Motoring along in the SSDT based deployment series, in this post I’m going to look at one particular publish setting and how it behaves, which is my fourth bug bear with the SSDT deployment function:
4. Block incremental deployment if data loss might occur.
On the face of it, this is something that I immediately like; I’m saying that I don’t want my deployment to potentially screw up data in my database. All good. However, the implementation of it seems extremely inflexible, and the key word in the setting is “might”. The only actual check to see whether data loss will occur is to see if there are any rows in the table, not that if there are rows and the data loss might actually occur, and if you explicitly cater for dealing with handling that by, say, having a pre-deployment script that updates all the values in a table from NULL to a new default value (in batches if the table is large), it still errors and stops your deployment. Here’s an example of what is run:-
/* The column [MySchema].[TestTable2].[TestTable1ID] on table [MySchema].[TestTable2] must be added, but the column has no default value and does not allow NULL values. If the table contains data, the ALTER script will not work. To avoid this issue you must either: add a default value to the column, mark it as allowing NULL values, or enable the generation of smart-defaults as a deployment option. */ IF EXISTS (select top 1 1 from [MySchema].[TestTable2]) RAISERROR (N'Rows were detected. The schema update is terminating because data loss might occur.', 16, 127) WITH NOWAIT
The only workaround is to turn it off. But then you open yourself up to release failures when you go ahead and do that change that alters a column to have a NOT NULL constraint whilst having NULL values in it. So, we’ve ended up with a bit of a laborious Octopus Deploy process that first runs the deployment with the setting on, if it then fails raises a warning for user input, allowing us to check if the case is valid and/or handled, and turn it off and let the deployment run again. Which is, frankly, ugly.
There are a whole bunch of scenarios where this block might turn up, some of which are listed below:
- Changing a column from unicode to ascii, or any other datatype size reduction.
- Adding a NOT NULL column, or changing an existing column to NOT NULL.
- Adding a foreign key.
- Adding a check constraint.
- Adding a unique index.
- Renaming objects (there is a note on Books Online about this not happening if you use Premium or Ultimate, so if anyone uses these I’d be interested to know whether this still applies?)

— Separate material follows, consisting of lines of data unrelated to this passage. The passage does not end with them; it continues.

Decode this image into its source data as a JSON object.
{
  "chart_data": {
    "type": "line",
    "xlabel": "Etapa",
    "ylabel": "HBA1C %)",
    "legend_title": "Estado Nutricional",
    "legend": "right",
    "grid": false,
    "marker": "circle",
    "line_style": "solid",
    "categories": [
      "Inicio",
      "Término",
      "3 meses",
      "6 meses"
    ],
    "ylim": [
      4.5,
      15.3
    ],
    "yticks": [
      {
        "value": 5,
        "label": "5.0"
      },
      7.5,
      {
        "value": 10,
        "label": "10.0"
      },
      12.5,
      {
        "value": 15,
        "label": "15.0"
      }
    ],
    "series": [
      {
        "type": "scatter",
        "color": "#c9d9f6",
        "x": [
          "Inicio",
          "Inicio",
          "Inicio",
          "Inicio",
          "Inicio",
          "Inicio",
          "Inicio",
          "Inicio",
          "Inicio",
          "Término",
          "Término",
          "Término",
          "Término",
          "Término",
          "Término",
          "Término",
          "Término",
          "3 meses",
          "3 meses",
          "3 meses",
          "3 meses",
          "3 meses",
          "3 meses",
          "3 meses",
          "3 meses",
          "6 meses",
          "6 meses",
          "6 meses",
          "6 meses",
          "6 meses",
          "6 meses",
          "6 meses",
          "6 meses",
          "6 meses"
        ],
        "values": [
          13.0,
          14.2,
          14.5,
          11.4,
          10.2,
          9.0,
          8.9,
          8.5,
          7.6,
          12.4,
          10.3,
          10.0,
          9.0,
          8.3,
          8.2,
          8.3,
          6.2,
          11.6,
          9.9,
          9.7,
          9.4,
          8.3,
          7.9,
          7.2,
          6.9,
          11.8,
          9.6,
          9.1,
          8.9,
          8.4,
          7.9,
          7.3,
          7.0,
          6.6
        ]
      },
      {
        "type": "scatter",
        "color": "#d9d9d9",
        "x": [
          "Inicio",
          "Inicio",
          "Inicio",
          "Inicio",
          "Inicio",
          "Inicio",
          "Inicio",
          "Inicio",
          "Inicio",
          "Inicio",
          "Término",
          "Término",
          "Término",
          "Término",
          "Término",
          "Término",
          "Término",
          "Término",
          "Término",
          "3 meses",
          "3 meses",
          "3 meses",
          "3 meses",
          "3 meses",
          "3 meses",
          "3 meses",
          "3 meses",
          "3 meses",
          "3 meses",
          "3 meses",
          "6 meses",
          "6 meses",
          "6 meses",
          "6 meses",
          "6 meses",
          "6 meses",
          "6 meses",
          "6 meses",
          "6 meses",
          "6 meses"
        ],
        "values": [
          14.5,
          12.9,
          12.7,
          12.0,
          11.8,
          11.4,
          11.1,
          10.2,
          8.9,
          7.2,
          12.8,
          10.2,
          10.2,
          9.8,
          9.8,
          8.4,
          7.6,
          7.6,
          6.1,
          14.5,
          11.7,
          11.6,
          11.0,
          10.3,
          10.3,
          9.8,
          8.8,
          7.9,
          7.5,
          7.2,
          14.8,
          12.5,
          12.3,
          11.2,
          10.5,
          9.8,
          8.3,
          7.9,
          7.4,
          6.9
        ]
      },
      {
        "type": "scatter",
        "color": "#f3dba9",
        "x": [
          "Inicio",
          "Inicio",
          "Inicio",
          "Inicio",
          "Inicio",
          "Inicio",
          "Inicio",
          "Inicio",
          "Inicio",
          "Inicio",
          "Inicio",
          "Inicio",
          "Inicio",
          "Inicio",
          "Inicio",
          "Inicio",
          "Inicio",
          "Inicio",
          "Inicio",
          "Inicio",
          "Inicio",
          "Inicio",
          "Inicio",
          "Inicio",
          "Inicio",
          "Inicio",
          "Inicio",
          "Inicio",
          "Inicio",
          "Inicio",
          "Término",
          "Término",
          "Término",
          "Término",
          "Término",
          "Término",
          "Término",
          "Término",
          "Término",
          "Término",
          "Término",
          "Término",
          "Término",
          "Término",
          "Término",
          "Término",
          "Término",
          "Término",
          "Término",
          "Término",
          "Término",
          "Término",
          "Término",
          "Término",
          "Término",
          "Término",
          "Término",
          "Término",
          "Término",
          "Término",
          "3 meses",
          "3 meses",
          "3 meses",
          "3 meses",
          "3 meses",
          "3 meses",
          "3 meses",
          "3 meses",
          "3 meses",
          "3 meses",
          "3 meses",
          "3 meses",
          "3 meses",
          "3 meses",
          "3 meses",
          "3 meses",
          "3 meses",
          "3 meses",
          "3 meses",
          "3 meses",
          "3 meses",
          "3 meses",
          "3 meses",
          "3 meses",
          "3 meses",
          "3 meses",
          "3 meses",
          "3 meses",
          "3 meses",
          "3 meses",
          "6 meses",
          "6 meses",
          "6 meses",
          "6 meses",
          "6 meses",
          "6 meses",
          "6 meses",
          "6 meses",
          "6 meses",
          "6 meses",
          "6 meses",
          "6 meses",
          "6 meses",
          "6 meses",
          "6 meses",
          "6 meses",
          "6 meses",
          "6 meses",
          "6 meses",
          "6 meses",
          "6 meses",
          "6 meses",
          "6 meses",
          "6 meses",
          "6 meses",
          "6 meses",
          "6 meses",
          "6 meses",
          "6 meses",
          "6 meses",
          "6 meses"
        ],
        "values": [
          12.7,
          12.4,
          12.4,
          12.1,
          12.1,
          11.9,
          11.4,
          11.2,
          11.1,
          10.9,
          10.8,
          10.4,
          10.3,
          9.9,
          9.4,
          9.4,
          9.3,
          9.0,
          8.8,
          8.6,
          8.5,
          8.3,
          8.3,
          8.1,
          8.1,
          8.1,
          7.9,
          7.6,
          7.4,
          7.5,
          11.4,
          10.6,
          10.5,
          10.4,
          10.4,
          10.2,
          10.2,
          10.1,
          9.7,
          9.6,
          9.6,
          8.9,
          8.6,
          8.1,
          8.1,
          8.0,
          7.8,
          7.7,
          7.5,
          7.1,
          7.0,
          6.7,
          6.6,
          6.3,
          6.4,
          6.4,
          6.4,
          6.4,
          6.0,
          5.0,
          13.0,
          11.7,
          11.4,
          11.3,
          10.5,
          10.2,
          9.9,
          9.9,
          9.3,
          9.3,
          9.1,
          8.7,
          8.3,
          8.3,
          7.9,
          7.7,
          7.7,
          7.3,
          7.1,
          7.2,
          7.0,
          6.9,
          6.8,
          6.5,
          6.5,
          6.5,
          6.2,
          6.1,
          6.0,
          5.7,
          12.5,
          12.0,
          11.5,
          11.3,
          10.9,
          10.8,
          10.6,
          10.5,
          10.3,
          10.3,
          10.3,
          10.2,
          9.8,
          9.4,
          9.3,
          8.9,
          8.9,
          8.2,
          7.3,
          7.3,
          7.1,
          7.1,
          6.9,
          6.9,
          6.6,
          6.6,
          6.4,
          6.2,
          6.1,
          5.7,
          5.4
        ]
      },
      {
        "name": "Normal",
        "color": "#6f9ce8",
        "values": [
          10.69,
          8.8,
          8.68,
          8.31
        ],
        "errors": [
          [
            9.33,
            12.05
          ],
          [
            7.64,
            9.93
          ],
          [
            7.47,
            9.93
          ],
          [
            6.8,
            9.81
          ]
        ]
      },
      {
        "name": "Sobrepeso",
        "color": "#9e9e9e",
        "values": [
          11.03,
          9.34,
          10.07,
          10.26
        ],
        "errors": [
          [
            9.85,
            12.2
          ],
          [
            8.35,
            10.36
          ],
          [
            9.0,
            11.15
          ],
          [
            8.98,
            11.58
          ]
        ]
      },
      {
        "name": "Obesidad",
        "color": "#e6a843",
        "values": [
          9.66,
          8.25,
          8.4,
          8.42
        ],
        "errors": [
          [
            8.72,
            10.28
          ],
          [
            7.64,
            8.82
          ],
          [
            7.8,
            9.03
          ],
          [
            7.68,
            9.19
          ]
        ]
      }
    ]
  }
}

Plenty of these are likely to happen during the course of a database’s lifecycle, and effectively meant that our automated deployments are going to end up with manual intervention most times. Whilst I’d hope that this stuff is considered in the first place (use the right datatypes!), and certain types of silliness like adding a column to the middle of a table would be avoided, there’s always going to be unforeseen changes that end up needing to be deployed.
5. How SSDT deployments handle those data movements.
Following on from this, and already seen in Part 1 where I lambasted the awful way that partition scheme changes happen, is that almost anything that causes data movement involves creating a complete copy of the table in question, copying all the data in, and renaming. This gives me a bunch of headaches:
- I have to keep enough free space in the database and log to ensure I can do this copy.
- The transaction log growth for some of these changes is going to be immense, and have potentially disastrous consequences for the state of my secondary in my Availability Group.
- Foreign Key constraints are also going to be affected.
- The duration of my deployments just grew exponentially to allow for all this data movement, with each one totally blocking my db as the isolation level is serializable.
- Schema bound views are going to have to be recreated; and considering all indexed views are schema bound, they’re going to have to be dropped and recreated, leading to even more data movement.
I’ve yet to test with a serious amount of foreign key hierarchies in place, but I can just think of a few examples in our production systems where there are four or five levels of foreign key nesting: all I can imagine is that each table will end up getting copied across to allow the new copies of the tables to be referenced and so on. It doesn’t take too much to think that before long we end up effectively copying out the entire database!
So, again, we’re in the process of building a parser to look for this kind of nonsense, and stopping the deployment if these happen in our scripts. We then handle with a separate script and allow the deployment to regenerate. Sort of defeating the point of having a tool build our deployment scripts.